I'm back from vacation and getting a bit of a late start blogging tonight since my dog got sprayed by a skunk. It's great to be back out here in the woods!
However, my getaway left me with a renewed appreciation for home (be it ever so humble and skunk-ridden, there really is no place like home) and some new thoughts on ways to use technology to bring science to life for our kids. My 13-year old in particular got me thinking about ways that some simple bits of tech can be used to really enhance and inspire education instead of merely being more technology that we throw at kids to be "cutting edge."
First, a bit of background. Of all 4 of my kids, my 13-year old is the least technologically inclined. This includes my 6-year old. He's happy to play video games or surf the Net, but technological tools (or toys) have never occupied him in the way that they do my other kids (or me, for that matter). He's actually a very tough kid to occupy: a language disability makes reading enough of a challenge that he'd certainly never spend his time with his head in a book; console games have never been a strong point and he doesn't really care. Television and movies can occupy him much more than either my wife or I would like. I can't even get the kid to read comic books.
So, to my delight, he seized on my wife's new camera from the beginning of the vacation. Everywhere we went, he orchestrated a brief video documentary and shot dozens of pictures. The kid who shied away from tech quickly mastered the camera (it should be noted that the camera itself is really intuitive and everyone became Olympus fans on this trip).

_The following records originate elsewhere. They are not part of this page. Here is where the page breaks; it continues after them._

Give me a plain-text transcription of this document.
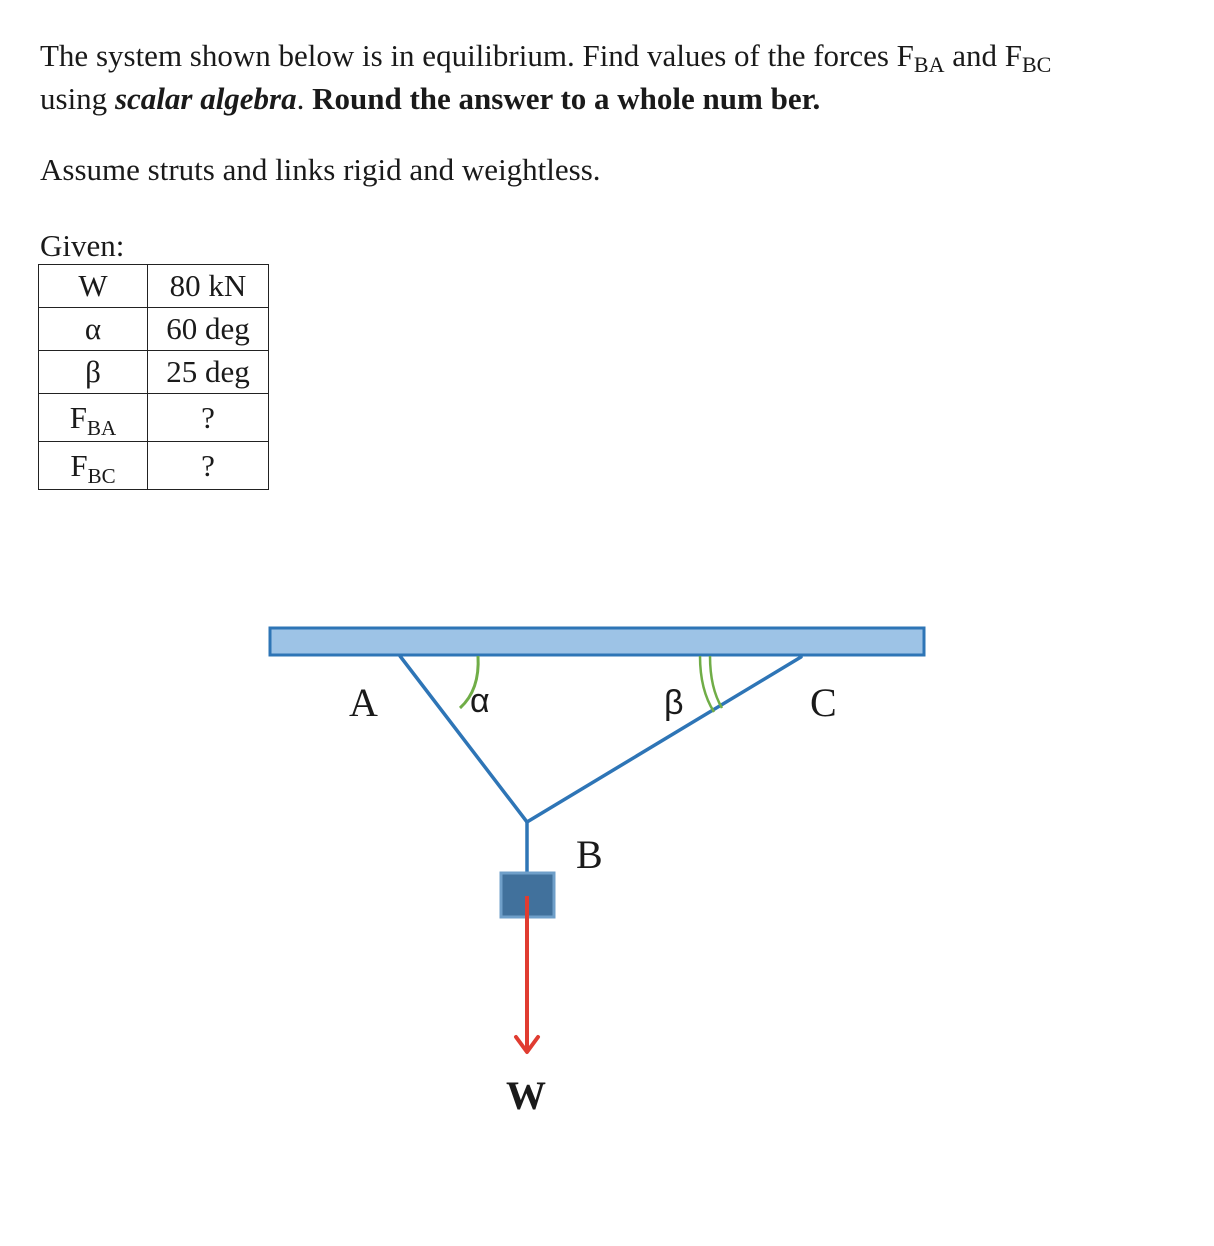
The system shown below is in equilibrium. Find values of the forces FBA and FBC
using scalar algebra. Round the answer to a whole num ber.
Assume struts and links rigid and weightless.
Given:
W	80 kN
α	60 deg
β	25 deg
$F_{BA}$	?
$F_{BC}$	?
A	α	β	C
B
W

The real fun began, though, when we went snorkeling. Since the camera can go underwater, he paddled around with his snorkel and the camera for almost two hours, catching everything from his brothers' legs to some really cool fish. Finally, as the rest of the snorkelers made their way back to the boat, my kid was oblivious to our departure since his head was underwater and he was following a fish with the camera (see the video here).
My point here is that we all know kids who are tough to engage in school, kids who struggle with traditional approaches and need something extra to get them excited. I'm not saying that we should buy every kid a $300 underwater camera and send them to someplace where they can snorkel every day. I am saying, however, that for some kids, thoughtful use of something as simple as a digital camera and iMovie can inspire them to learn in ways that traditional approaches simply can't.